すると、凛音は手に持っていた弁当を下に置き、俺の方に顔を向けて真剣な表情をする。
「しぃくんは久遠さんと一度しっかり話をした方がいいと思うの」
「は? 突然何言ってるんだよ?」
「やっぱり久遠さんは、しぃくんのことを気にしてると思う。今日しぃくんが秋篠くんたちに言われてるとき、とても苦しそうな顔をしてたよ」
「そんなことないだろ。だって前も言ったけど高校に入って疎遠になったって。美湖にとって俺は無関係な存在なんだよ」
「そんなことないよ。しぃくんは意識して久遠さんのことを見てなかったから気付いてないかもだけど、実は私たちが話しているところを見てることがあるんだよ。それも、悲しそうな表情を浮かべて……。多分しぃくんに言えないような事情があるんだと思うの。だから……」
凛音は泣きそうな顔をしながら目を見つめてくる。
確かに凛音は人のことを観察して、分析することを得意としていた。
しかし、そんなことあるのか?
確かに俺は美湖の目を避けていた。
拒絶されるのが怖いからだ。
「何度か美湖と目が合ったことはあるが、俺のことを冷たい目で見てきたんだぞ? 俺のことを嫌ってるとしか思えないだろ」
「そっか。しぃくんには、久遠さんが自分を責めているような目に見えてたんだね。――多分その目は、久遠さんの苦しみの表情だと思うの」
美湖が苦しんでる?
何に苦しんでるというんだ?
美湖との関係が狂ったのは中学を卒業してからだ。
あの日以降にあいつに何かが起きたというのか?
凛音が言っていることが正しいのであれば、俺は美湖の本当の考えを知りたい。
だけど、どうやって話を聞けばいいんだ?
学校では秋篠たちと常に一緒にいるし……。
学校帰りに家の近くで待ち伏せてみるしかないか。
「――分かった。俺は美湖に拒絶されるのが嫌で逃げていたのかも知れないな。今日あいつの家の近くで待ってみることにするよ。後押ししてくれてありがとな、凛音」
「ううん。余計なお世話だって分かってるの。だけど、しぃくんが久遠さんのことがずっと引っ掛ってたの気付いてたから……」
自分では上手く隠せてたつもりだったんだけどな。
マジで情けねぇな、俺は。
―
放課後になり、俺は美湖と子供の頃によく遊んでいた公園の前で、あいつの帰りを待っていた。
正直美湖に会うのは少し怖かったりする。
それでも、美湖に何か事情があるのなら、俺はそれをしっかりと聞きたかった。
俺は公園の柵に腰を掛けながら、悶々とした気持ちで美湖のことを待っていた。
俺が公園に到着して一時間くらいしたら、美湖が歩いてくるのが見えた。
少し美湖の体がピクリと動いたので、恐らくあちらも俺のことに気付いたのだろう。
美湖は目を伏せながら、俺の前を通り過ぎようとするが、その道を俺は塞ぐように立った。
「久しぶりだな、美湖」
美湖は困惑しているのか、目線が定まらずキョロキョロとしている。
「本当はもっとこうして話し掛ければ良かったんだよな。けど、俺がビビってたから今になっちまったよ」
美湖は怯えるような表情をしている。
こんな美湖の表情を見たのは初めてだった。
「なぁ、中学卒業してから何があったんだ? なぜ俺のことを無視するようになったんだ? なにか事情があるなら教えてくれよ」
美湖は再び顔を俯かせ、肩を小さく震わせていた。
なぁ、美湖。
なんでそんなに怯えているんだ?
俺はお前にとってそんなに恐ろしい人間なのか?
「悪い。もう話したくもないよな……」
俺は諦めて美湖の横を通り過ぎたそのとき、背後から「ごめんね、詩庵」と、美湖の小さな声が聞こえたような気がした。

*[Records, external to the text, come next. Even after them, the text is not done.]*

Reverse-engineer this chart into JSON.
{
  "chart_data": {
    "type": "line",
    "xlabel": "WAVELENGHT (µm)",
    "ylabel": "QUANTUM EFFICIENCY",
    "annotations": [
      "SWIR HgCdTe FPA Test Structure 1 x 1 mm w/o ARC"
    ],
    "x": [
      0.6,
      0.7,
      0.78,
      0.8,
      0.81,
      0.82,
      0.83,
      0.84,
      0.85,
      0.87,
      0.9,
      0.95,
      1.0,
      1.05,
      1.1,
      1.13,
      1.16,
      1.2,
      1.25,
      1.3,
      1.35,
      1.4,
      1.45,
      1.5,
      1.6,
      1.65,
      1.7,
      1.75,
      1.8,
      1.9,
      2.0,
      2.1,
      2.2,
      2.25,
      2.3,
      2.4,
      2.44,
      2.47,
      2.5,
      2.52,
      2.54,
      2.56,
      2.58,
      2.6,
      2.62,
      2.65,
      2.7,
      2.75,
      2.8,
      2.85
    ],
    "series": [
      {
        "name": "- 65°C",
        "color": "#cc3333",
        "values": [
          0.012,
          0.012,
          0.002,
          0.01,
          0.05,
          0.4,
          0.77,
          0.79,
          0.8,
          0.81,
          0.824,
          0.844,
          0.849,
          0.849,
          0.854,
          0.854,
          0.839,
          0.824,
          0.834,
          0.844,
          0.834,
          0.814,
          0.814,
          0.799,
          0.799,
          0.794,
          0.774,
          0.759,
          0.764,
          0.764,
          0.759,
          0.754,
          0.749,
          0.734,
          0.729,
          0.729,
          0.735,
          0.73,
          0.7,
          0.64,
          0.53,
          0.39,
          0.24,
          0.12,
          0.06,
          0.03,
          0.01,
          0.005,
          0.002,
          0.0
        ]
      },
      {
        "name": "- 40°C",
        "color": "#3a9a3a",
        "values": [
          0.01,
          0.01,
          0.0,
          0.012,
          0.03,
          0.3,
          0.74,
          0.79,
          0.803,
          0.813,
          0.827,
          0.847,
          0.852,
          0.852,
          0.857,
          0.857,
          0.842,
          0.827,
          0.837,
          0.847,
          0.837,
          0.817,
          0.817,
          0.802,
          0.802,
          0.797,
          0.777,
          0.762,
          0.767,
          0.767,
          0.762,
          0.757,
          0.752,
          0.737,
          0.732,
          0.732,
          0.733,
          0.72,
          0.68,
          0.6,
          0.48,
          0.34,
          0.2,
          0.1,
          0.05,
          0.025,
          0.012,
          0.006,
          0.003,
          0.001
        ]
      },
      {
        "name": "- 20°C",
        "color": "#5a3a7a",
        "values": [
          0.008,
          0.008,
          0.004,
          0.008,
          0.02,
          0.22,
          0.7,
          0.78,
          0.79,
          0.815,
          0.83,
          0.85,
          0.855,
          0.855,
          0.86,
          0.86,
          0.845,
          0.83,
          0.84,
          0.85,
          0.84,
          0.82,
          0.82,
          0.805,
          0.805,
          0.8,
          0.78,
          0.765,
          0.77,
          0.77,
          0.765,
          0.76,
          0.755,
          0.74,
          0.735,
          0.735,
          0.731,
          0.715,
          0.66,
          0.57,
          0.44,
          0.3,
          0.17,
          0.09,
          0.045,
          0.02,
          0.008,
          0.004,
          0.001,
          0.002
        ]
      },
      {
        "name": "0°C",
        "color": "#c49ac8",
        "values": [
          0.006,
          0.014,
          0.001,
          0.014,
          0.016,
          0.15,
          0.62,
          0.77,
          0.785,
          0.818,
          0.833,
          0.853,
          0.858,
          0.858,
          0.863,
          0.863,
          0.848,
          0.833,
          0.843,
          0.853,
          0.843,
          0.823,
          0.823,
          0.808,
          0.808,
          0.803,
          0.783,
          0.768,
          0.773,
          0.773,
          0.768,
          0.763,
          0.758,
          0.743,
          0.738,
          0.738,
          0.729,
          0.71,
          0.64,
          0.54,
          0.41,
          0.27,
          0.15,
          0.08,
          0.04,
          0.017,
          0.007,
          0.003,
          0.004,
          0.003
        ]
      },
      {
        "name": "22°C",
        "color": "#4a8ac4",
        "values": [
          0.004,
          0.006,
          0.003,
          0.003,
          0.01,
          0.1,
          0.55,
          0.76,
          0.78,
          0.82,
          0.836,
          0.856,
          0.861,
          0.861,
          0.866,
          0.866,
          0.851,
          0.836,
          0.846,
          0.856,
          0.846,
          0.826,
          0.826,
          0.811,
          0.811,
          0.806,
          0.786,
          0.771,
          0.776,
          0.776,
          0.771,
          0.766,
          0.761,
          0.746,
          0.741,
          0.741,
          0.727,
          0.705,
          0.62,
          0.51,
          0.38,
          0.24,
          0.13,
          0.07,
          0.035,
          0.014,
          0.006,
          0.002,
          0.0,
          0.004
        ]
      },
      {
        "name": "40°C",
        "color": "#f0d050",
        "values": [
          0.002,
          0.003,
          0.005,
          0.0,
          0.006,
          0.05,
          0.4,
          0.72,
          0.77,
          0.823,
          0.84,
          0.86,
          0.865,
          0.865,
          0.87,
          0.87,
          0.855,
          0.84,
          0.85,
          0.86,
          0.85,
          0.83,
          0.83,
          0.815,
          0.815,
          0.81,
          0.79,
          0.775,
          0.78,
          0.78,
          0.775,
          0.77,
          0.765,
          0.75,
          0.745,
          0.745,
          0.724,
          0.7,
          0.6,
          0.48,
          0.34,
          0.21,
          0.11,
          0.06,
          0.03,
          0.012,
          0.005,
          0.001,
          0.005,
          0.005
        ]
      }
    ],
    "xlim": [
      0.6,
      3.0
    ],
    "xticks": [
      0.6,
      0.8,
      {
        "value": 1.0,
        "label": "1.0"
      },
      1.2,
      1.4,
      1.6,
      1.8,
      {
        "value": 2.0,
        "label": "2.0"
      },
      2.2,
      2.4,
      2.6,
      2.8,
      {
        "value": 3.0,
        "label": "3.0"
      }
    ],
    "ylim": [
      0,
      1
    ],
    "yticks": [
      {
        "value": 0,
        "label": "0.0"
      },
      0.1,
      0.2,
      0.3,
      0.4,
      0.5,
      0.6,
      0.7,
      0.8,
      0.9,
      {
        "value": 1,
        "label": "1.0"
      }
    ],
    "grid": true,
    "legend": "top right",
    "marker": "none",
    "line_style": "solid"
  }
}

急いで振り向いたが、俺が見えたのは美湖が走っている背中姿だった。
美湖と会ってもあいつの気持ちは何も分からなかったな。
だけど、何か事情がある。
これだけは確信したのだった。
☆★☆★☆★☆★☆★
こちらで第三章は終了です!
春休みは後半戦に突入していたが、この間に俺と凛音はクランの登録をするために、資料を記入して提出したりと慌ただしい日々を過ごしていた。
その甲斐もあって、恐らく4月中頃にはクランを設立することが出来るだろう。
昨年末に怪に殺されてからダンジョンに一度も潜っていないので、ハンター活動をまた出来ることが嬉しくてワクワクしてしまう。
凛音も「なんか部活やってるみたいだね」と言いどこか楽しそうな雰囲気を出している。
実は俺も凛音も部活動などやったことがなく、このような誰かと一緒の目的を達成するために何かをすることはとても楽しかった。
龍の灯火にいた頃も、最初のうちは今のように楽しんでいたと思う。
しかし、次第に苦しみが勝ってしまった。
レベルが上がらないことへの焦燥感、みんなの足を引っ張っているという現実に……。
徐々に俺に対して冷たい目を向けてくる仲間たちの視線が怖かった。
あぁ、だけど唯一雪宮さんだけは、ずっと変わらずに俺と接してくれてたっけ。
今思えば彼女の存在に救われていたんだと思う。
次にまた会うことができたら「ありがとう」って伝えたいな。
――
日中は凛音と一緒にクラン設立準備をする以外は、日国に現れた怪と戦うだけではなく、葬送神器をした際の霊装制御の修行をした。
その修行の甲斐もあり、葬送神器をした際にご先祖様の神魂を40%まで使用できるようになったのだ。
修行をして分かったことがある。
それは葬送神器を使用すると体力の低下が著しいということだ。
しかし、破坐と戦っているときは疲れを感じることがなかった。
黒衣の見解によると、黒死天斬で斬るとその場で怪の魂を吸収して体力に変換しているのではないかということだった。
確かにそんな効果があるのなら、あの時体力が落ちなかった説明がつく。
そんな慌ただしい日々を過ごしていたら、あっという間に春休みは終わり、俺たちは2年生へと進級した。
俺と凛音はまた同じAクラスになることができた。ちなみに美湖や秋篠たちも一緒だ。
学力至上主義の英明学園は、クラス分けを成績優秀者の順番になっている。
AからFクラスまであり、Aクラスに所属する30人がこの学年のTOP30ということだ。
ちなみに1年のときは、入試の成績順でクラス分けされていた。
「分かってたことだけど、またしぃくんと同じクラスになれて良かったぁ」
「別々になったら少なくとも俺はボッチになってたから助かったよ」
「私だってそうだよ。やっぱり気心知れた人がいるっていうのは嬉しいことだね」
本人はそういうが、今の凛音ならクラスメイトが放っておかないだろう。
それが何故かというと、凛音が華麗なるイメチェンを果たしていたのである。
一年のときは、眼鏡をかけてヘアスタイルは三つ編みと地味な感じだった。
しかし、今の凛音はヘアスタイルをゆるふわミディアムにして、眼鏡ではなくコンタクトにしていた。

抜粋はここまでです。